Las Provincias

Transparencia: antídoto contra la corrupción

La apuesta por la transparencia, la información y la participación como pilares básicos de la gestión municipal es la principal herramienta que las alcaldesas y los alcaldes tenemos en nuestras manos para profundizar en la democracia, luchar contra la desafección política y poner freno a la corrupción.

Hago esta reflexión el Día Mundial del Acceso a la Información, que desde el año 2002 se conmemora cada 28 de septiembre con el fin de recordar la necesidad de controlar los actos de gobierno y conocer cómo los políticos ejercemos el poder e invertimos el dinero de los impuestos que pagan los ciudadanos.

En la actualidad presido la Red de Entidades Locales por la Transparencia y la Participación Ciudadana de la Federación Española de Municipios y Provincias (FEMP), cuya asamblea constituyente se celebró en Elche el pasado mes de mayo y que está abriendo un camino fundamental para facilitar información clara y precisa a los contribuyentes.

La transparencia se ha convertido en una exigencia social ineludible que la administración pública debe abordar y cumplir y es, con seguridad, uno de los mejores antídotos contra la corrupción.

En la sociedad de la información los ciudadanos exigen conocer a fondo los asuntos públicos. Han tomado conciencia de que lo público es de todos y de que tienen el legítimo derecho a acceder a ella. Es por esto que la Administración Pública tiene la obligación de implementar políticas que permitan mantener a la ciudadanía muy bien informada sobre los asuntos públicos.

La transparencia en el ámbito municipal consiste en abrir las puertas y ventanas de la Administración para que los ciudadanos accedan a una información que, simple y llanamente, es suya. Y los alcaldes y alcaldesas tenemos que liderar los cambios que se han de adoptar en los ayuntamientos para que esa visión impere y se convierta en una cultura extendida y generalizada.

La Red de Entidades Locales por la Transparencia surgió para promover la innovación y mejorar la relación de los gobiernos municipales con los ciudadanos bajo los principios de gobierno abierto, participación ciudadana y aplicación de la Ley de Transparencia, obligatoria para las administraciones territoriales desde el 10 de diciembre de 2015.

Hasta ahora se han adherido a esta Red 234 entidades (220 ayuntamientos, 9 entidades locales provinciales y 5 comarcales o mancomunadas).
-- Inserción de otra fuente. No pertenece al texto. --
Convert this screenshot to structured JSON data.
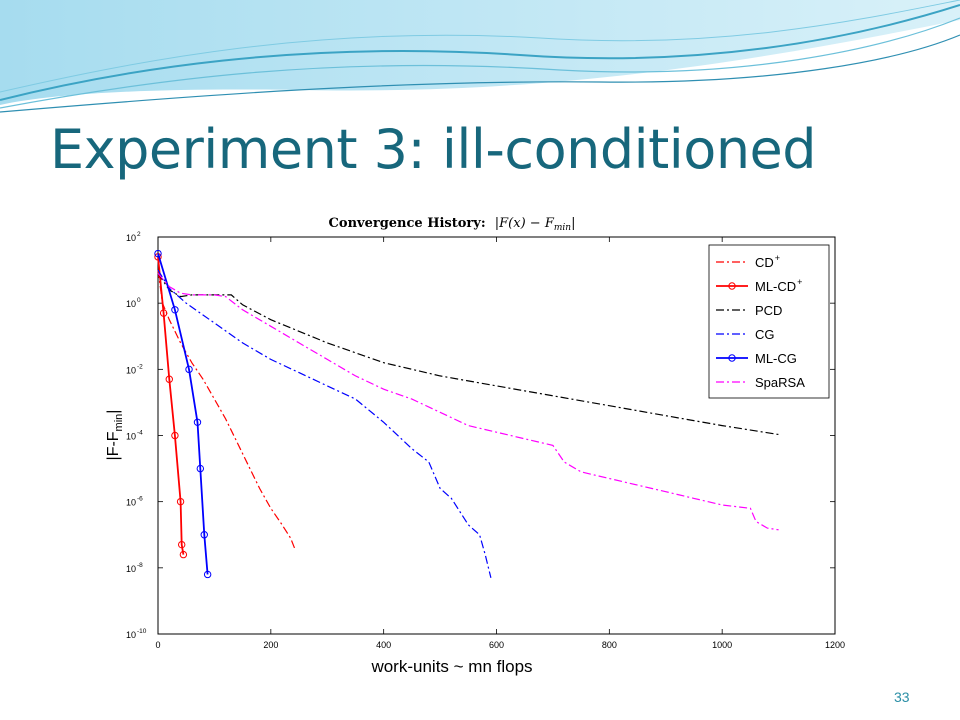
{
  "slide": {
    "title": "Experiment 3: ill-conditioned",
    "page_number": "33"
  },
  "colors": {
    "title": "#17677c",
    "page_number": "#2b8fa6",
    "wave_dark": "#3ba3c4",
    "wave_light": "#bfe6f3"
  },
  "chart_data": {
    "type": "line",
    "title": {
      "prefix": "Convergence History:",
      "math": "|F(x) − F",
      "math_sub": "min",
      "math_end": "|"
    },
    "xlabel": "work-units ~ mn flops",
    "ylabel": {
      "main": "|F-F",
      "sub": "min",
      "end": "|"
    },
    "x_scale": "linear",
    "y_scale": "log",
    "xlim": [
      0,
      1200
    ],
    "ylim_exp": [
      -10,
      2
    ],
    "x_ticks": [
      0,
      200,
      400,
      600,
      800,
      1000,
      1200
    ],
    "x_tick_labels": [
      "0",
      "200",
      "400",
      "600",
      "800",
      "1000",
      "1200"
    ],
    "y_ticks_exp": [
      -10,
      -8,
      -6,
      -4,
      -2,
      0,
      2
    ],
    "y_tick_labels": [
      {
        "base": "10",
        "exp": "-10"
      },
      {
        "base": "10",
        "exp": "-8"
      },
      {
        "base": "10",
        "exp": "-6"
      },
      {
        "base": "10",
        "exp": "-4"
      },
      {
        "base": "10",
        "exp": "-2"
      },
      {
        "base": "10",
        "exp": "0"
      },
      {
        "base": "10",
        "exp": "2"
      }
    ],
    "grid": false,
    "legend_position": "top-right",
    "series": [
      {
        "name": "CD",
        "name_sup": "+",
        "color": "#ff0000",
        "dash": "dashdot",
        "marker": "none",
        "x": [
          0,
          8,
          20,
          40,
          60,
          80,
          100,
          120,
          140,
          160,
          180,
          200,
          220,
          235,
          242
        ],
        "y_log10": [
          1.0,
          0.0,
          -0.5,
          -1.2,
          -1.8,
          -2.3,
          -2.9,
          -3.5,
          -4.2,
          -4.9,
          -5.6,
          -6.2,
          -6.7,
          -7.1,
          -7.4
        ]
      },
      {
        "name": "ML-CD",
        "name_sup": "+",
        "color": "#ff0000",
        "dash": "solid",
        "marker": "circle",
        "x": [
          0,
          10,
          20,
          30,
          40,
          42,
          45
        ],
        "y_log10": [
          1.4,
          -0.3,
          -2.3,
          -4.0,
          -6.0,
          -7.3,
          -7.6
        ]
      },
      {
        "name": "PCD",
        "name_sup": "",
        "color": "#000000",
        "dash": "dashdot",
        "marker": "none",
        "x": [
          0,
          20,
          40,
          60,
          100,
          130,
          150,
          200,
          300,
          400,
          500,
          600,
          700,
          800,
          900,
          1000,
          1100
        ],
        "y_log10": [
          0.9,
          0.4,
          0.2,
          0.25,
          0.25,
          0.25,
          -0.05,
          -0.5,
          -1.2,
          -1.8,
          -2.2,
          -2.5,
          -2.8,
          -3.1,
          -3.4,
          -3.7,
          -3.97
        ]
      },
      {
        "name": "CG",
        "name_sup": "",
        "color": "#0000ff",
        "dash": "dashdot",
        "marker": "none",
        "x": [
          0,
          20,
          50,
          100,
          150,
          200,
          250,
          300,
          350,
          400,
          450,
          480,
          500,
          520,
          550,
          570,
          580,
          590
        ],
        "y_log10": [
          1.0,
          0.45,
          0.0,
          -0.6,
          -1.2,
          -1.7,
          -2.1,
          -2.5,
          -2.9,
          -3.6,
          -4.4,
          -4.8,
          -5.6,
          -5.9,
          -6.7,
          -7.0,
          -7.6,
          -8.3
        ]
      },
      {
        "name": "ML-CG",
        "name_sup": "",
        "color": "#0000ff",
        "dash": "solid",
        "marker": "circle",
        "x": [
          0,
          30,
          55,
          70,
          75,
          82,
          88
        ],
        "y_log10": [
          1.5,
          -0.2,
          -2.0,
          -3.6,
          -5.0,
          -7.0,
          -8.2
        ]
      },
      {
        "name": "SpaRSA",
        "name_sup": "",
        "color": "#ff00ff",
        "dash": "dashdot",
        "marker": "none",
        "x": [
          0,
          20,
          40,
          60,
          100,
          120,
          150,
          200,
          250,
          300,
          350,
          400,
          450,
          500,
          550,
          600,
          650,
          700,
          720,
          750,
          800,
          850,
          900,
          950,
          1000,
          1050,
          1060,
          1080,
          1100
        ],
        "y_log10": [
          0.9,
          0.5,
          0.3,
          0.25,
          0.25,
          0.2,
          -0.2,
          -0.7,
          -1.2,
          -1.7,
          -2.2,
          -2.6,
          -2.9,
          -3.3,
          -3.7,
          -3.9,
          -4.1,
          -4.3,
          -4.8,
          -5.1,
          -5.3,
          -5.5,
          -5.7,
          -5.9,
          -6.1,
          -6.2,
          -6.6,
          -6.8,
          -6.85
        ]
      }
    ]
  }
}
En colaboración con el Consejo de Transparencia estamos trabajando a fondo para difundir e implantar el derecho a saber y el acceso a la información pública a través de actividades, foros y acciones formativas para empleados públicos municipales.

Está claro que el ciudadano contemporáneo desea mucho más que un voto con periodicidad cuatrienal y quiere tomar partido de forma directa y activa en la vida política. Por este motivo, considero que debemos ser capaces de crear instrumentos y herramientas que permitan incorporar talento a la gestión pública, de consolidar las vías tradicionales ya existentes y explorar todas las posibilidades que nos ofrecen las nuevas tecnologías y los soportes virtuales más modernos.

Debemos ser capaces de reforzar la confianza de la sociedad en las instituciones asumiendo compromisos de buen gobierno. Es necesario diseñar y poner en marcha prácticas ejemplares sobre rendición de cuentas, crear las condiciones oportunas que permitan al ciudadano participar en la toma de decisiones y evaluar los servicios públicos. La finalidad de este cúmulo de actuaciones no debe ser otra que lograr marcos de convivencia estables que favorezcan el desarrollo económico y social de nuestros territorios.

Es importante que, como gobiernos locales, trabajemos en la constante innovación de estrategias de participación ciudadana, aprovechando las ventajas que nos ofrecen no sólo los medios de comunicación tradicionales, sino aquellos que en la actualidad experimentan un gran auge, como son las redes sociales, y que ofrecen un futuro potencial de interacción todavía por explorar.

En la conmemoración de este Día Mundial del Acceso a la Información, implantado desde que activistas de todo el mundo se reunieran en Bulgaria para reclamar el derecho a la información pública, creo que debemos implicarnos a fondo para que se pueda ejercer ese derecho en todos los ámbitos y localidades.

La transparencia, la información clara, veraz y de fácil acceso nos permitirá recuperar la confianza de los ciudadanos en los gobiernos locales, favorecer el desarrollo económico y social de los territorios y, sobre todo, erradicar de nuestra sociedad la lacra de la corrupción y fortalecer la democracia.